- Maków Location within Poland
- Coordinates: 54°2′23″N 20°39′4″E﻿ / ﻿54.03972°N 20.65111°E
- Country: Poland
- Voivodeship: Warmian-Masurian
- County: Lidzbark
- Gmina: Kiwity

= Maków, Warmian-Masurian Voivodeship =

Maków (Makohlen) is a village in the administrative district of Gmina Kiwity, within Lidzbark County, Warmian-Masurian Voivodeship, in northern Poland.

== History ==
The original settlement was granted town rights in 1421, under the Chełmo Law by Janusz I, the Duke of Mazovia. Development of the town was mainly funded through market stall license fees and profits form the bath house, cropping house, and weigh house.

The town thrived in the beginning of the 16th century, serving as a seat for nobility and hosted the municipal court and the territory dispute court. Maków's success was due by large part to their proximity to Lithuania serving as a trading post. Furs, wax, leather, corn, wood, and forest fruit passed from Lithuania to western Europe, and fabrics, jewels and wine was traded eastward.

During the 17th century, Maków experienced a total collapse. In 1620 a fire broke out that destroyed the town. Additionally, the war with Sweden between 1655 and 1660, left the town in ruins with only 150 residents remaining. Although there were efforts to reconstruct the town another big fire erupted in 1787 destroying half the town.
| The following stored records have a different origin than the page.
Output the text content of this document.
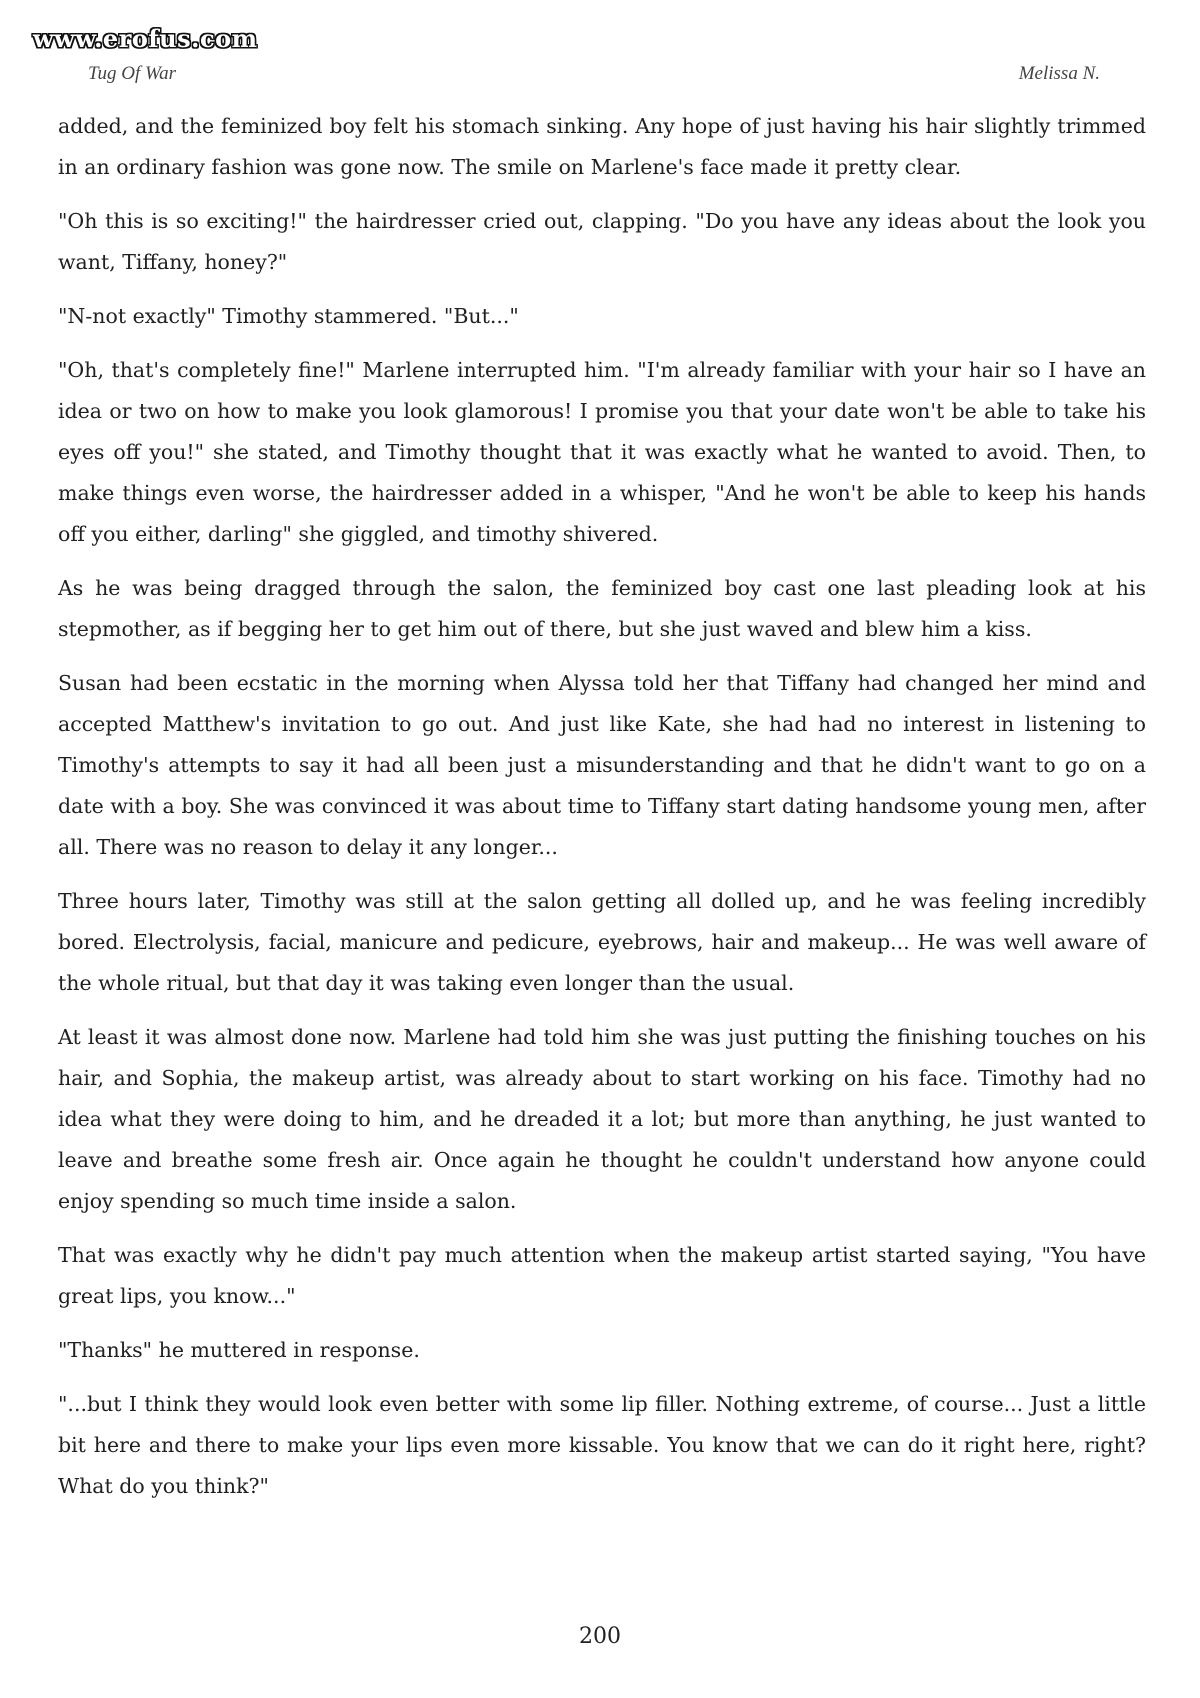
www.erofus.com
Tug Of War	Melissa N.

added, and the feminized boy felt his stomach sinking. Any hope of just having his hair slightly trimmed in an ordinary fashion was gone now. The smile on Marlene's face made it pretty clear.

"Oh this is so exciting!" the hairdresser cried out, clapping. "Do you have any ideas about the look you want, Tiffany, honey?"

"N-not exactly" Timothy stammered. "But..."

"Oh, that's completely fine!" Marlene interrupted him. "I'm already familiar with your hair so I have an idea or two on how to make you look glamorous! I promise you that your date won't be able to take his eyes off you!" she stated, and Timothy thought that it was exactly what he wanted to avoid. Then, to make things even worse, the hairdresser added in a whisper, "And he won't be able to keep his hands off you either, darling" she giggled, and timothy shivered.

As he was being dragged through the salon, the feminized boy cast one last pleading look at his stepmother, as if begging her to get him out of there, but she just waved and blew him a kiss.

Susan had been ecstatic in the morning when Alyssa told her that Tiffany had changed her mind and accepted Matthew's invitation to go out. And just like Kate, she had had no interest in listening to Timothy's attempts to say it had all been just a misunderstanding and that he didn't want to go on a date with a boy. She was convinced it was about time to Tiffany start dating handsome young men, after all. There was no reason to delay it any longer...

Three hours later, Timothy was still at the salon getting all dolled up, and he was feeling incredibly bored. Electrolysis, facial, manicure and pedicure, eyebrows, hair and makeup... He was well aware of the whole ritual, but that day it was taking even longer than the usual.

At least it was almost done now. Marlene had told him she was just putting the finishing touches on his hair, and Sophia, the makeup artist, was already about to start working on his face. Timothy had no idea what they were doing to him, and he dreaded it a lot; but more than anything, he just wanted to leave and breathe some fresh air. Once again he thought he couldn't understand how anyone could enjoy spending so much time inside a salon.

That was exactly why he didn't pay much attention when the makeup artist started saying, "You have great lips, you know..."

"Thanks" he muttered in response.

"...but I think they would look even better with some lip filler. Nothing extreme, of course... Just a little bit here and there to make your lips even more kissable. You know that we can do it right here, right? What do you think?"

200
After the partition of Poland, Maków was passed under many different jurisdictions. First it was annexed by Prussia from 1795 to 1807. Then it was incorporated into the Duchy of Warsaw from 1807 to 1815. In 1815 came under Russian Rule (Congress Poland). Finally in 1918, the town came back under Polish authority after the newly independent Poland was established.

In World War I, Maków was the site of many battles that destroyed a major part of the town.

During World War II, the town again suffered the ravages of war. Upon the German invasion of Poland in 1939, the town was Annexed by Nazi Germany and through the war about 90% of the town was destroyed again.

=== Jewish History ===
In the 16th century a Jewish community was established in Maków that was connected to the congregation in Ciechanów. The Jewish congregation in Maków operated a synagogue, a ritual bath, an old people's house, and a cemetery. In 1753, the Jewish community of Maków became independent.

Maków Jews established tanneries, mills, and weaving plants in the 19th century. In the late 19th century and early 20th century, Maków supporters of the Zionist movement emereged from the Jewish Population. Branches of the Lovers of Zion and the “Mizrachi” Zionist Orthodox Organization were established In Maków and in 1930 a district convention of the Zionist Organization. The future leader of the Zionist movement, Nachum SokoŁów, moved to Maków in 1876.

Before the invasion of the Germans the wave antisemitism had reached Maków in the 1930's where Jewish shops were boycotted, shop windows broken, and owners harassed. Upon the invasion of the Nazis, the Jewish population was forced into ghettos and forced labor camps. The surviving Jews were sent to Auschwitz-Birkenau, the biggest Nazi extermination camp. The population of 3000 Jews of Maków was entirely wiped out, which was ultimately the same fate suffered by hundreds of Jewish communities in Poland during the Holocaust.

A book titled Memorial Book of the Community of Maków-Mazowiecki was published in Israel in 1969 by J. Brat. It is a compilation of memories and historical accounts, written in Hebrew and Yiddish, and spans 505 pages. The material has been made accessible by JewishGen, Inc. and the Yizkor Book Project. The book provides insights into the life of the Jewish community, including its establishments, culture, and the challenges faced throughout history.